Computational complexity of simple algorithm

Question

I have simple algorithm, something like

h = SHA1(message)
r = a^b mod p
r = h * r mod p
l = Str1 || Str2
if ( l == r)
  return success
else
  return false

Now I want to compute its complexity, but I didn't konw how to do it. I don't know e.g. how the multiplication is done, so I don't understand how to do it. Assume worst case O(n^2) or best case or average case? Maybe I must look on it from other side?

Additionaly the numbers are keep as a byte arrays.

Answer 1

If you want to know the complexity of this algorithm, you just have to add the complexitys of the operations you use and sum it up.

• sha1(message) has a complexity depending on the length m of the message, so lets say poly(m), since I dont know the complexity of sha1.
• ab mod p can be done in O(log b) multiplications.
• h * r mod p is exactly one multiplication
• Str1 || Str2 Is this bitwise or? If yes it will take O(s) where s is the length of Str1
• l == r will take as much comparisons as the length of the byte array is. This will also be s.

When numbers are realy big. The can not multiplicated in one processor step, so complexity of one multiplications will be in O(log p), since log p is the length of the numbers.

All together you get O(poly(m) + log(b) ⋅ log(p) + s).

Notice: If the length of the numbers (log(b) and log(p)) will never change, this part will be constant. This also holds for s.

You said the numbers are 256 Bit long, so the complexity is only O(poly(m)), which is the complexity of the Sha1-algorithm.
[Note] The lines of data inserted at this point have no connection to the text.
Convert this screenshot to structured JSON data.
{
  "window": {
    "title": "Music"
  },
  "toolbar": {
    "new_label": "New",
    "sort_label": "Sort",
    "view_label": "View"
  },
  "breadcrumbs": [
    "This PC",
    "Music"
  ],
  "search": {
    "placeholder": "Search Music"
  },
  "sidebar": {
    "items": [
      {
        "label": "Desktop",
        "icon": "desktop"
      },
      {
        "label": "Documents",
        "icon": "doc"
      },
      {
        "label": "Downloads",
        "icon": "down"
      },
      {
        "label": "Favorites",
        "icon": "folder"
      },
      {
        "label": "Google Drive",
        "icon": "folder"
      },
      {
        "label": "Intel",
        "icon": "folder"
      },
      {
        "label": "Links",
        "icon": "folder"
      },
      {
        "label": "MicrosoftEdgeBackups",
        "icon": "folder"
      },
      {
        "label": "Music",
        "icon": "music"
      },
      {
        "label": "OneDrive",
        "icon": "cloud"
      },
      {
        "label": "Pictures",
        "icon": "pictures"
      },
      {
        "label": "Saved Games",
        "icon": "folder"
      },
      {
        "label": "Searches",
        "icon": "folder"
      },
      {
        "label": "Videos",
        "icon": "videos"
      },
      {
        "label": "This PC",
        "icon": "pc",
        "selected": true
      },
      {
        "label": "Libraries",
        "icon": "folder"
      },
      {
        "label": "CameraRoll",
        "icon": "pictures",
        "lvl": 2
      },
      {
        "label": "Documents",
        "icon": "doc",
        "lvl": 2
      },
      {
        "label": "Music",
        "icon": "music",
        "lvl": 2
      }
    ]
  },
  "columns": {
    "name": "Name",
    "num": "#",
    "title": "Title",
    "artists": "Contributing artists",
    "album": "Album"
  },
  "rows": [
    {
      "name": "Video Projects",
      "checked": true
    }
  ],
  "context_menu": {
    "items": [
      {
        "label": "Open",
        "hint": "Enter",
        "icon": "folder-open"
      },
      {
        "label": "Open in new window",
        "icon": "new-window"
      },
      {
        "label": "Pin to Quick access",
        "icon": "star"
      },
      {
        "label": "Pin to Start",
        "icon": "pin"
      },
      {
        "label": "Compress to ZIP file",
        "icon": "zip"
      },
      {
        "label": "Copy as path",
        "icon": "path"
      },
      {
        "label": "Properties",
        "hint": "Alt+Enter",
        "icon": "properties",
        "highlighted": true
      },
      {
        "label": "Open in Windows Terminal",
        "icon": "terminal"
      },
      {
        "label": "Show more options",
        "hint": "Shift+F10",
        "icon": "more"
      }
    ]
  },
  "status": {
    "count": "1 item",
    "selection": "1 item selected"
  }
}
Notice: If you have an algorithm with any complexity, an you only use input of a fixed length, the complexity will always be constany. Complexity is a tool to see how the runtime will expand if the input is growing. If it is not growing, the runtime will also not.
If your input has always a fixed length, than you are more interested in the performance of the implementation of an algorithm.